Und noch mehr Eis!

Im Grunde ist die Herstellung von Eis mit einer vernünftigen Eismaschine mit Kompressor ein Kinderspiel. Je nach Größe des Eisbehälters der Maschine nimmt man eine gewisse Menge frische Früchte, wäscht, schneidet diese ggf. etwas klein und püriert die Früchte zusammen mit Milch und etwas Zucker, Gewürzen und je nach Geschmacksvorlieben Alkohol z.B. in Form von Rum oder Amaretto. Wer es fetter mag, kann auch Sahne oder ein Milch-Sahne-Gemisch nehmen. Wirklich nötig ist das aber nicht, wenn man das Eis gleich verzehrt, es wird selbst mit fettarmer Milch wunderbar cremig.
Am einfachsten ist natürlich Eis aus größeren Früchten herzustellen. Dann ist der Putz- und Zerkleinerungsaufwand am geringsten. Schwieriger sind da schon Beerenfrüchte wie Schwarze Johannisbeeren. Die muß man nicht nur von den Rispen abpuhlen, man sollte auch noch den hellbräunlichen Blütenrest bei jeder einzelnen Beere entfernen. Aber der Aufwand lohnt sich. Man bekommt ein wunderschönes tief rot-violettes Eis.

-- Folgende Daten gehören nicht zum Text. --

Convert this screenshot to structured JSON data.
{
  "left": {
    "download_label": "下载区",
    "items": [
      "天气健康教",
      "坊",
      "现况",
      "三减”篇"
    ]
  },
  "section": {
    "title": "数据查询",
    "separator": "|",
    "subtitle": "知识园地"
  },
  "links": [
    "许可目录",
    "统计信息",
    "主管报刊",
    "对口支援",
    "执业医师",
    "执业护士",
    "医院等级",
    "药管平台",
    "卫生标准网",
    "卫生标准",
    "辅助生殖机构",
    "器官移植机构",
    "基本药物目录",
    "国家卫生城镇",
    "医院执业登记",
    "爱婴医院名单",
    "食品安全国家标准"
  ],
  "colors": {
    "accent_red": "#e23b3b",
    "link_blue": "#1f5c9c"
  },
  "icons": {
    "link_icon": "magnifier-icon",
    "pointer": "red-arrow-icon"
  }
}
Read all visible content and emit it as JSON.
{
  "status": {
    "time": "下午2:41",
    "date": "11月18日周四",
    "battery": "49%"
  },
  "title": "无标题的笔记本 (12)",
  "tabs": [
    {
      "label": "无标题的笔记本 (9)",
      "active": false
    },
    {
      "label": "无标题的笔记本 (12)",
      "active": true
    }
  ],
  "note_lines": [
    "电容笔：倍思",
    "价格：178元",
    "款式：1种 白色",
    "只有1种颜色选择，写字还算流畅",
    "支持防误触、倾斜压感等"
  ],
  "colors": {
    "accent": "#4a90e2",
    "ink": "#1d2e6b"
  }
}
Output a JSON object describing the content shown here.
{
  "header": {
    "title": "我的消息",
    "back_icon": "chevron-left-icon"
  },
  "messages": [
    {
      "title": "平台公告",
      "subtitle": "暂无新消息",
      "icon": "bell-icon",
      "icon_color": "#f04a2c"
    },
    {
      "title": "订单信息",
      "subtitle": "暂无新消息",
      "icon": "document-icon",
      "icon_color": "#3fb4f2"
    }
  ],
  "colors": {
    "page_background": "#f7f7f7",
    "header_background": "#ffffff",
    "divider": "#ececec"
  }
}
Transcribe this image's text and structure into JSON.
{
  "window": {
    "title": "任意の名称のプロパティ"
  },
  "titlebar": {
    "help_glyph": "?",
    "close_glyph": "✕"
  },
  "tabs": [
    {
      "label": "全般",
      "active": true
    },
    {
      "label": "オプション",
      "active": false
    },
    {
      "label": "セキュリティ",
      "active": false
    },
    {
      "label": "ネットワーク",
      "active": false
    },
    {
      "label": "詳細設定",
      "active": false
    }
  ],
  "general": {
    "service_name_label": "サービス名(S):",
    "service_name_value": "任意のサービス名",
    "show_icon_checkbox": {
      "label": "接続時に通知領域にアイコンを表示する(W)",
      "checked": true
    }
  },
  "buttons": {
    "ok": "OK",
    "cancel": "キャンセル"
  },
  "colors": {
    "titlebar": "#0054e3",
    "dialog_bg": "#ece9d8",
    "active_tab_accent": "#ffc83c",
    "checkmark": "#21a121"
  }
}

Rote Johannisbeeren sind etwas einfacher, da dort der Blütenrest an der Frucht nicht stört. Das Eis gibt ein schönes, intensives Rosarot.

Eine ähnliche, etwas dunklere Färbung erhält man mit roten Pflaumen. Das war allerdings mal wieder eine der Photoserien, bei der fast alle Bilder verwackelt waren…und bei den brauchbaren war dann die Dekorationspflaume etwas verrutscht.